In most cases, the sales dashboard may reveal that a particular product category, for instance, electronics, consistently outperforms others. Additionally, it might highlight a surge in sales during certain seasons or in specific regions. The analysis might also uncover underperforming product lines or regions that require attention. This prompts the company to reevaluate its marketing strategies, potentially leading to a product redesign or a targeted promotional campaign.
Armed with these insights, the company can strategically allocate resources, plan marketing campaigns, and negotiate supplier contracts to further capitalize on the success of electronics.
Customer segmentation is categorizing a company’s customer base into groups defined by common traits like demographics, behaviors, or preferences. Visualizing this data empowers businesses to gain deeper insights into their diverse customer base, enabling them to craft targeted marketing strategies.
In today’s economy, social media platforms and e-commerce stores are prime examples of enterprises harnessing the potential of customer data. Customer-centric companies can generate graphical representations of their customer base by employing data visualization tools. These visuals may encompass charts and graphs illustrating key demographic factors such as age, location, and spending patterns.
In many supply chains, especially those complex or involving multiple partners, visibility can be a significant challenge. This lack of visibility can lead to delays, inefficiencies, and increased costs.

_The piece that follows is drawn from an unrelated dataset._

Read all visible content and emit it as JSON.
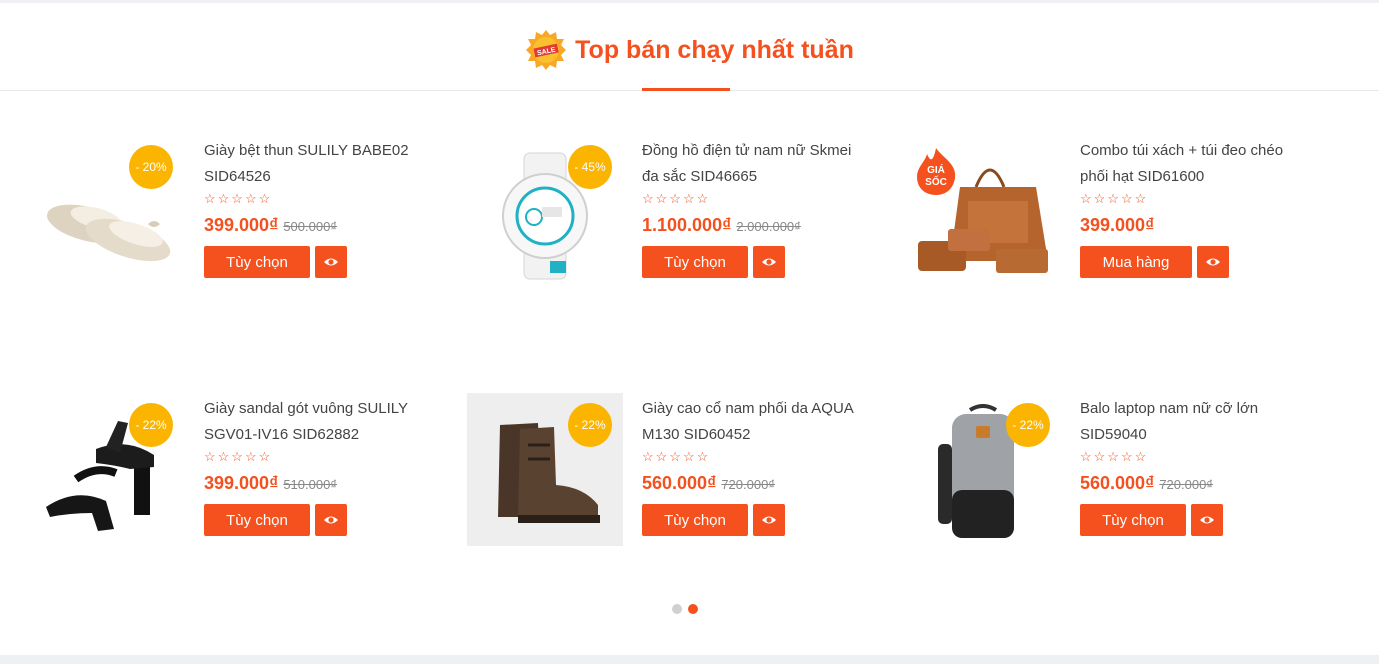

Data visualization tools provide a clear and comprehensive view of the entire supply chain, allowing businesses to track the movement of goods, monitor inventory levels, and identify any bottlenecks or delays in real time.
Through these visualization tools, stakeholders gain access to user-friendly dashboards showcasing vital metrics and performance indicators at different stages of the supply chain. This newfound transparency empowers them to make well-informed decisions, respond swiftly to disruptions, and fine-tune processes for enhanced efficiency.

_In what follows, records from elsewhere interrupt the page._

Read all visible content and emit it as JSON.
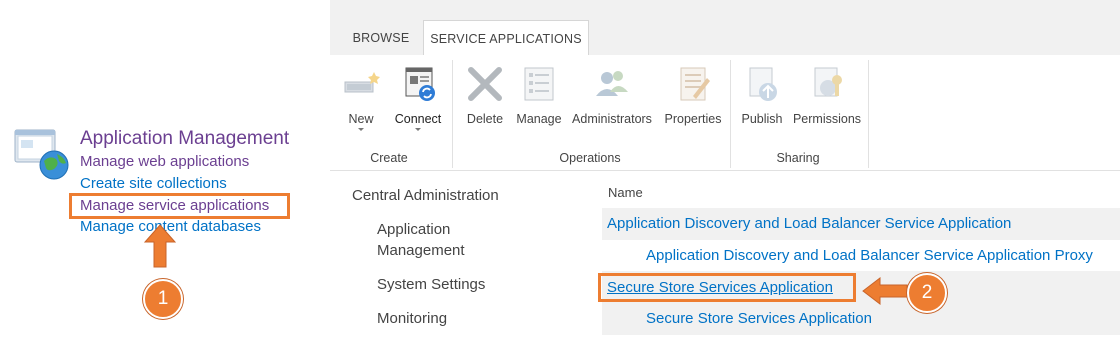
{
  "left_panel": {
    "title": "Application Management",
    "links": [
      "Manage web applications",
      "Create site collections",
      "Manage service applications",
      "Manage content databases"
    ],
    "badge_1": "1"
  },
  "ribbon": {
    "tabs": [
      "BROWSE",
      "SERVICE APPLICATIONS"
    ],
    "active_tab": "SERVICE APPLICATIONS",
    "groups": [
      {
        "label": "Create",
        "buttons": [
          {
            "label": "New",
            "icon": "new-service-icon"
          },
          {
            "label": "Connect",
            "icon": "connect-icon"
          }
        ]
      },
      {
        "label": "Operations",
        "buttons": [
          {
            "label": "Delete",
            "icon": "delete-icon"
          },
          {
            "label": "Manage",
            "icon": "manage-icon"
          },
          {
            "label": "Administrators",
            "icon": "administrators-icon"
          },
          {
            "label": "Properties",
            "icon": "properties-icon"
          }
        ]
      },
      {
        "label": "Sharing",
        "buttons": [
          {
            "label": "Publish",
            "icon": "publish-icon"
          },
          {
            "label": "Permissions",
            "icon": "permissions-icon"
          }
        ]
      }
    ]
  },
  "quick_launch": {
    "items": [
      "Central Administration",
      "Application",
      "Management",
      "System Settings",
      "Monitoring"
    ]
  },
  "list": {
    "column_header": "Name",
    "rows": [
      "Application Discovery and Load Balancer Service Application",
      "Application Discovery and Load Balancer Service Application Proxy",
      "Secure Store Services Application",
      "Secure Store Services Application"
    ],
    "badge_2": "2"
  },
  "colors": {
    "callout": "#ed7d31",
    "link": "#0072c6",
    "visited": "#6b3f91"
  }
}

Kanerika’s Supply Chain Collaboration Platform (SCCP) stands out as an exceptional innovation for organizations seeking heightened visibility among stakeholders. Deployment of this tech stack at one of our esteemed clients, a Global Consumer Goods Company, resulted in notable reductions in stockouts and lead times, alongside improved supplier performance.
The AI-powered solution also fostered effective collaboration among supply chain partners. This wealth of data in various visual formats facilitates real-time information sharing and insights, nurturing a more synchronized and responsive supply chain network.

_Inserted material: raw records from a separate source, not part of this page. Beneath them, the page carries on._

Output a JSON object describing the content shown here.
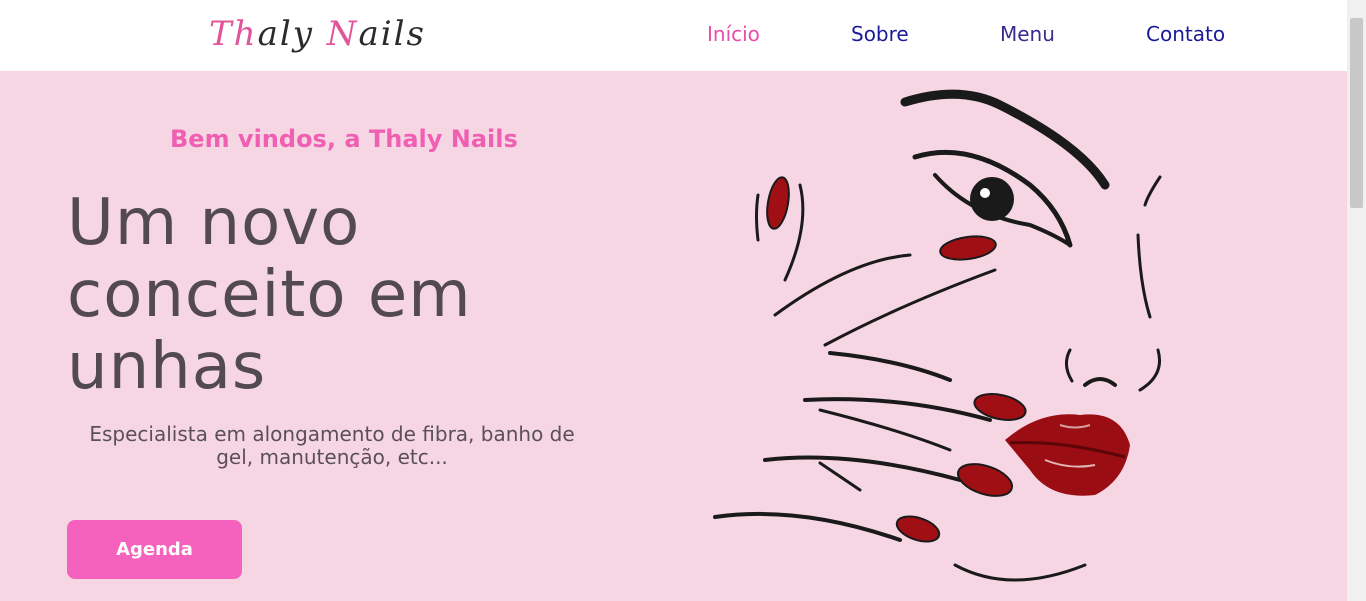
{
  "header": {
    "logo": {
      "part1": "Th",
      "part2": "aly ",
      "part3": "N",
      "part4": "ails"
    },
    "nav": [
      {
        "label": "Início"
      },
      {
        "label": "Sobre"
      },
      {
        "label": "Menu"
      },
      {
        "label": "Contato"
      }
    ]
  },
  "hero": {
    "welcome": "Bem vindos, a Thaly Nails",
    "headline": "Um novo conceito em unhas",
    "subtitle": "Especialista em alongamento de fibra, banho de gel, manutenção, etc...",
    "cta_label": "Agenda"
  },
  "colors": {
    "hero_bg": "#f7d6e4",
    "accent_pink": "#f562bd",
    "nav_active": "#e94ea7",
    "nav_link": "#1b1b9a",
    "nail_red": "#a00f14"
  },
  "icons": [
    "nails-face-illustration"
  ]
}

Getting started with data visualization is a crucial step in leveraging your business data effectively. However, your business must have a streamlined data integration and transformation process to ensure an efficient data visualization process. This is because visual representations won’t yield the desired insights without effective data collection and distribution.
For data visualization in business analytics, FLIP acts as a catalyst, streamlining data processes and facilitating effective data transformation before it’s fed into a data visualization tool.
Additionally, we have designed it to create data transformation pipelines on the go. You can now automate tasks like data cleaning, aggregation, and formatting.
Yes, business analysts often engage in data visualization. It’s a crucial aspect of their role, as it helps them translate complex data into clear, actionable insights for informed decision-making.
Business analytics and data analytics are related in the USA but not entirely synonymous. Business analytics encompasses a broader scope involving data to drive business decision-making, including aspects beyond data analytics, like statistical analysis, predictive modeling, and more. Data analytics, on the other hand, specifically focuses on analyzing and interpreting data for insights.